The White House is apparently dropping the efforts to track how much the companies spend to promote cereals, snacks and other less than healthy foods that has health officials like Dr. Virginia Caine, the director of the Marion County Health Department, worried.

Her 2014 community health assessment turned up obesity and diabetes as two of top health concerns of children in Marion County.

“When you have an industry that spends almost 1.8 billion dollars to market to these young children, you can see the impact of what we’re seeing. Because our rates of obesity is climbing  in epidemic proportions,” said Dr. Caine.

Marketing of junk food to youngsters is sophisticated. Smartphone race car games collect points that can be used to buy Mountain Dew.

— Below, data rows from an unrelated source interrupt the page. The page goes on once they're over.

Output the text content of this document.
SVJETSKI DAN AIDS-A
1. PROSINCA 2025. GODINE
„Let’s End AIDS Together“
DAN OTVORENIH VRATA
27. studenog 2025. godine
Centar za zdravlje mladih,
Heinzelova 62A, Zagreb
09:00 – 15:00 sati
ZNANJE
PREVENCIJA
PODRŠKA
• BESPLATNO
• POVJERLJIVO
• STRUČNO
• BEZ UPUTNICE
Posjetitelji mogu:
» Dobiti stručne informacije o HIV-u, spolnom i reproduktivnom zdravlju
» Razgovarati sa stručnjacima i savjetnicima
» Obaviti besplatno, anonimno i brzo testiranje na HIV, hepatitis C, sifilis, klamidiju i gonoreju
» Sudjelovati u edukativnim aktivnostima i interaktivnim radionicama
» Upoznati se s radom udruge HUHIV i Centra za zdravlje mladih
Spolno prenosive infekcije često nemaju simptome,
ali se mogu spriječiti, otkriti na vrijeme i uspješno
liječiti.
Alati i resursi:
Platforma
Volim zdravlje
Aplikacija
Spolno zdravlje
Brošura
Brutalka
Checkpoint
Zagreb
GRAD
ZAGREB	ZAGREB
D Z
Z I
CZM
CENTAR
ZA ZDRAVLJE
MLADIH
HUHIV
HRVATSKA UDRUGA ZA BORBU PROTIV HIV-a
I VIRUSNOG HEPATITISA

Social media sweepstakes campaigns are designed to build engagement, often with kids.

The Council of Better Business Bureaus’ Children’s Food and Beverage Advertising Initiative (CFBAI) is taking on the role of self monitoring by the food industry.

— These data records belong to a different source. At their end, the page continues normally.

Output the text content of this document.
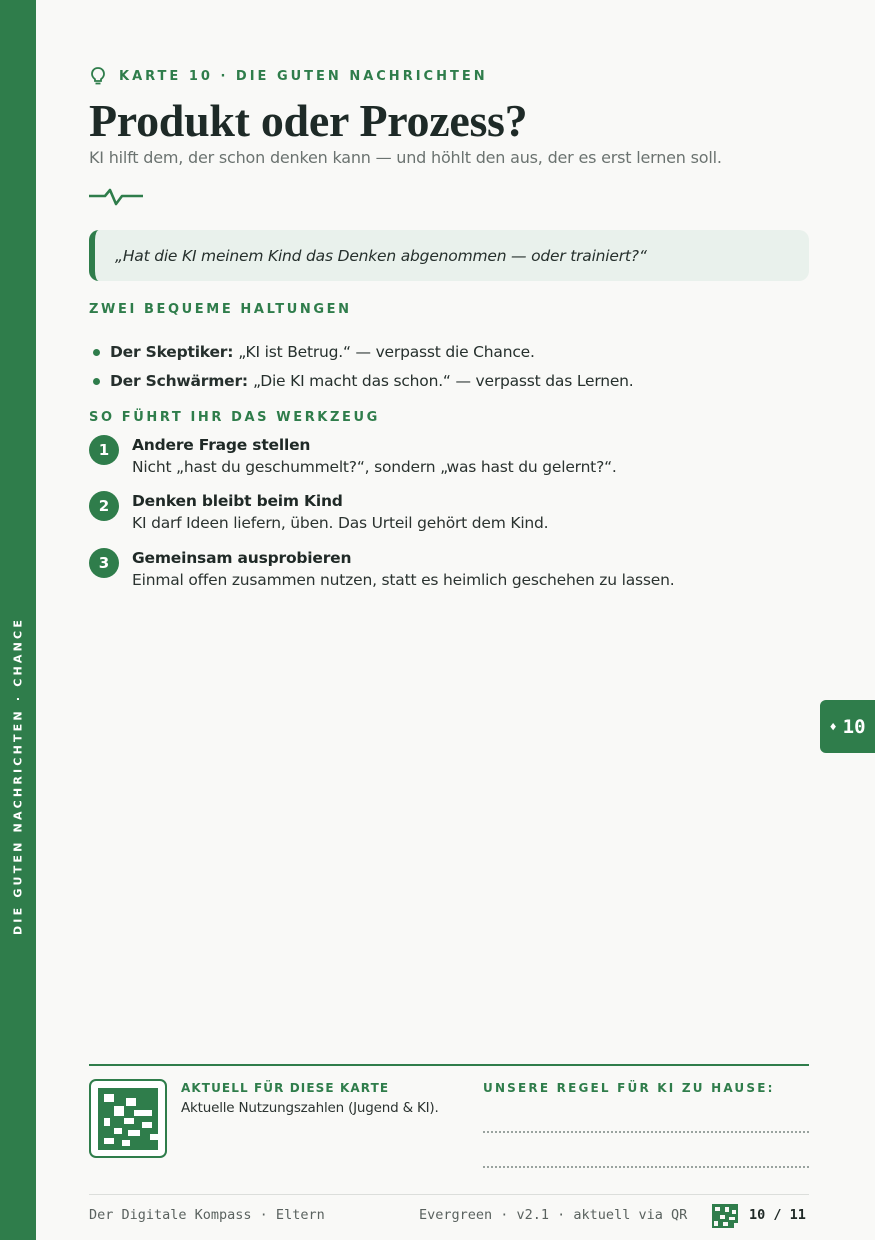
DIE GUTEN NACHRICHTEN · CHANCE
KARTE 10 · DIE GUTEN NACHRICHTEN
Produkt oder Prozess?
KI hilft dem, der schon denken kann — und höhlt den aus, der es erst lernen soll.
„Hat die KI meinem Kind das Denken abgenommen — oder trainiert?“
ZWEI BEQUEME HALTUNGEN
Der Skeptiker: „KI ist Betrug.“ — verpasst die Chance.
Der Schwärmer: „Die KI macht das schon.“ — verpasst das Lernen.
SO FÜHRT IHR DAS WERKZEUG
1	Andere Frage stellen
Nicht „hast du geschummelt?“, sondern „was hast du gelernt?“.
2	Denken bleibt beim Kind
KI darf Ideen liefern, üben. Das Urteil gehört dem Kind.
3	Gemeinsam ausprobieren
Einmal offen zusammen nutzen, statt es heimlich geschehen zu lassen.
♦ 10
AKTUELL FÜR DIESE KARTE
Aktuelle Nutzungszahlen (Jugend & KI).
UNSERE REGEL FÜR KI ZU HAUSE:
Der Digitale Kompass · Eltern	Evergreen · v2.1 · aktuell via QR	10 / 11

A 2013 report says 17 major American companies came together on their own as part of the CFBAI to adopt new standards for marketing to kids.  It notes, for instance Campbell soup company increased the whole grain content of Pepperidge Farm Goldfish Grahams to the 8 grams per serving level.

General Mills reduced the sugar in Cinnamon Toast Crunch to 9 grams.  Dannon reduced the sugar in Danimals Smoothies by 25 percent.

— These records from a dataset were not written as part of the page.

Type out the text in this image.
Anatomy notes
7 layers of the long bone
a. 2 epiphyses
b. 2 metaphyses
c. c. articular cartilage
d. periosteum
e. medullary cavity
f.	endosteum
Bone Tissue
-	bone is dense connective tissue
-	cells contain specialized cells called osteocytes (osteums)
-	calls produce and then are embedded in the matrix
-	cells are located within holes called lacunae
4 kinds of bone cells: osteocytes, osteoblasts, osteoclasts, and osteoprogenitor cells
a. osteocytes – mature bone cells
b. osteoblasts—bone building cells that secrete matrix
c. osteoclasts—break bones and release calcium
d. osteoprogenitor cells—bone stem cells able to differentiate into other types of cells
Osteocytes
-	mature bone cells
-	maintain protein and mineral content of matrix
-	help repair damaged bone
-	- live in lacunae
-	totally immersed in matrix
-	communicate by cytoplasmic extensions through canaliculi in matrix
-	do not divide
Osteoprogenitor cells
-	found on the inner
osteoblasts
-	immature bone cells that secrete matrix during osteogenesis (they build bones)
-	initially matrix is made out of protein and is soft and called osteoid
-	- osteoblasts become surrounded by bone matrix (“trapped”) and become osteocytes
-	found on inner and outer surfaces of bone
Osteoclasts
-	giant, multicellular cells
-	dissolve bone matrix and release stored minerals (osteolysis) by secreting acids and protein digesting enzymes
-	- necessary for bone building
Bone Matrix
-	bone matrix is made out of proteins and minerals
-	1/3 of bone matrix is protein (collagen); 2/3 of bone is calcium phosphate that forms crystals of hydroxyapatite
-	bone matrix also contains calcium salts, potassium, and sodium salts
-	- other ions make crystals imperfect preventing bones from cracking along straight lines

Dr. Caine is skeptical.  She’s seen what she calls a huge increase in childhood obesity since 2005.

“We’ve seen diabetes off the charts with our young children, now chronic diseases that occur in families,” says Dr. Caine.

Further, she is hopeful the food companies will continue their efforts to make food targeted to children healthier.

“Not everyone is a participant. We need to know the overall impact of the industry. You need an evidence based independent study to really look at the impact  related to this,” said Dr. Caine.

There is some hope the FTC may put together another study in the next year or so.

In the meantime, Jackie Dikos, a registered dietician and owner of the website Nutrition Success, says it’s really a parental role to educate children about sugary foods.

“For me personally, I don’t think it’s an issue at all. I hope that positive reinforcement from the home will discourage the kids from being overly enticed by those commercials," said Dikos.